I could see my wooden spoon collection (that is, if I still had all of them) decorating the entryway wall where the dolls are now. I could see colorful fabric – from, for example, Mali, Morocco, as well as Mexico – overhead. I could see, in addition to such Mexican classics as enchiladas verde con pollo (chicken enchiladas with green sauce), a Moroccan lamb tagine with couscous, a West African beef and peanut stew with rice, and a French salade niçoise with grilled fresh tuna on the menu.

But this is just a fun dream, of course.

I like to play such games now and then, like private parlor games or creative writing prompts, using what-ifs:

  • What if I had a restaurant? What would I call it and what would it be like? (See above)
  • What if I were to change my first name? What name would it be? (Something French and sibilant, like Simone)
  • What if I were to pursue a PhD? What field would I choose and why? (Cultural Anthropology – endlessly fascinating)
  • What if I had to move to another country? Which country would it be and why? (Morocco – also endlessly fascinating).

At this point in life, though, these what-ifs become roads that will likely never be traveled, and that’s quite all right with me. I can visit my new favorite restaurant El Encanto and be charmed by it as often as I please, without the stress of being in that business. I can play home movies in my mind of my earlier world travels. I can read lots of books on the subject of cultural anthropology. I am grateful for my many blessings and thankful to be where I am now.

18 thoughts on “La Cuchara”

  1. Oh, Bonnie, I love your dream life. I’m so glad you discovered a gem that mirrors your fantasy restaurant! I imagine sitting there with you admiring what is and fantasizing what could be. ❤️

  2. Such a nice musing, Bonnie. It is good for all of us to slow down, and play the game of , “what if” and see where it takes us. Most of all, I think it is good to keep our curiosity alive. Those of us lucky enough to have traveled extensively in our earlier years have fed this curiosity and I know it sustains me to this day. I encourage the young people in my life to get out of your comfortable world, take some risks, and open your mind to the greater world around us. It is the best education and the gift that keeps on giving, throughout the years.

    1. Thank you so much for this, dear Theresa. I so agree with you. Travel — especially when we’re young and receptive — is an essential part of one’s education. Provincialism, in my view, is a dangerous thing.
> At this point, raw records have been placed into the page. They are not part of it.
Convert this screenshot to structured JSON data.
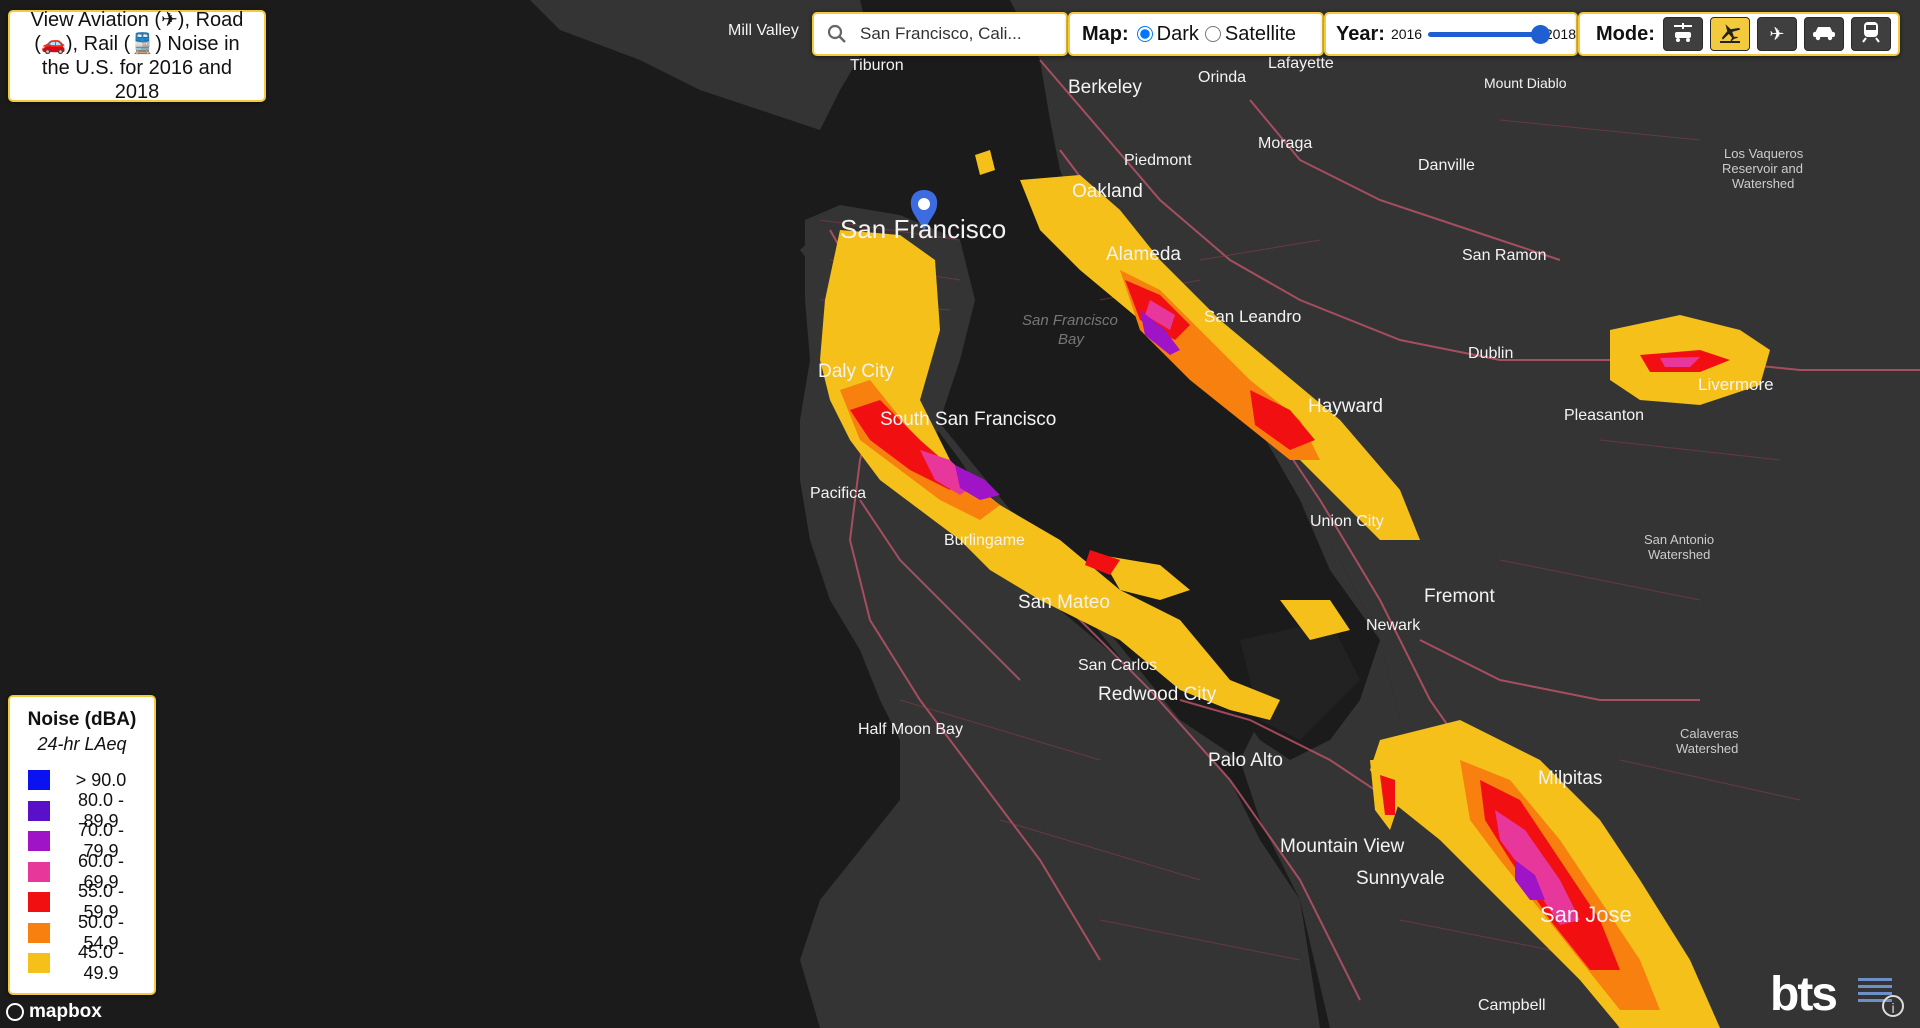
{
  "title": "View Aviation (✈), Road (🚗), Rail (🚆) Noise in the U.S. for 2016 and 2018",
  "search": {
    "value": "San Francisco, Cali..."
  },
  "map_style": {
    "label": "Map:",
    "options": [
      "Dark",
      "Satellite"
    ],
    "selected": "Dark"
  },
  "year": {
    "label": "Year:",
    "min": "2016",
    "max": "2018",
    "selected_fraction": 1.0
  },
  "mode": {
    "label": "Mode:",
    "buttons": [
      {
        "icon": "all-modes-icon",
        "active": false
      },
      {
        "icon": "aviation-highlight-icon",
        "active": true
      },
      {
        "icon": "aviation-icon",
        "active": false
      },
      {
        "icon": "road-icon",
        "active": false
      },
      {
        "icon": "rail-icon",
        "active": false
      }
    ]
  },
  "legend": {
    "title": "Noise (dBA)",
    "subtitle": "24-hr LAeq",
    "items": [
      {
        "label": "> 90.0",
        "color": "#0a12f2"
      },
      {
        "label": "80.0 - 89.9",
        "color": "#5a10c8"
      },
      {
        "label": "70.0 - 79.9",
        "color": "#a014c8"
      },
      {
        "label": "60.0 - 69.9",
        "color": "#e8379a"
      },
      {
        "label": "55.0 - 59.9",
        "color": "#f20f12"
      },
      {
        "label": "50.0 - 54.9",
        "color": "#f7800f"
      },
      {
        "label": "45.0 - 49.9",
        "color": "#f5c01a"
      }
    ]
  },
  "places": {
    "major": [
      "San Francisco",
      "Oakland",
      "Berkeley",
      "Alameda",
      "Daly City",
      "South San Francisco",
      "Hayward",
      "San Mateo",
      "Redwood City",
      "Palo Alto",
      "Mountain View",
      "Sunnyvale",
      "San Jose",
      "Milpitas",
      "Fremont",
      "Livermore",
      "San Leandro"
    ],
    "minor": [
      "Mill Valley",
      "Tiburon",
      "Lafayette",
      "Orinda",
      "Piedmont",
      "Moraga",
      "Danville",
      "San Ramon",
      "Dublin",
      "Pleasanton",
      "Union City",
      "Newark",
      "Pacifica",
      "Burlingame",
      "San Carlos",
      "Half Moon Bay",
      "Campbell"
    ],
    "water": "San Francisco Bay",
    "parks": [
      "Mount Diablo",
      "Los Vaqueros Reservoir and Watershed",
      "San Antonio Watershed",
      "Calaveras Watershed"
    ]
  },
  "attribution": {
    "mapbox": "mapbox",
    "bts": "bts",
    "info": "i"
  }
}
  3. This is precisely the magic of “El Encanto Restaurant”, to catch its visitors making their imagination fly, that its decoration and dishes inspire beautiful writings like yours.
    “El Encanto Restaurant” seeks to make its visitors feel like home …
    Thank you for visiting us and thank you for considering this place as magical. “El Encanto” is a special rinconcito from Mexico to the wold.
    We greatly appreciate your writing about your pleasant experience here in “El Encanto”.

    Sincerely, “El Encanto Restaurant”

    1. I am overjoyed that you’ve seen and appreciate my blog post! Your restaurant deserves high praise for being the special rinconcito that it is. Thank you for this lovely comment. And all best wishes in your new location. — Bonnie

  4. Dear Bon,

    Playing “what if” is fun. I like that you got a response from El Encanto, and they think you are charming. Because you are!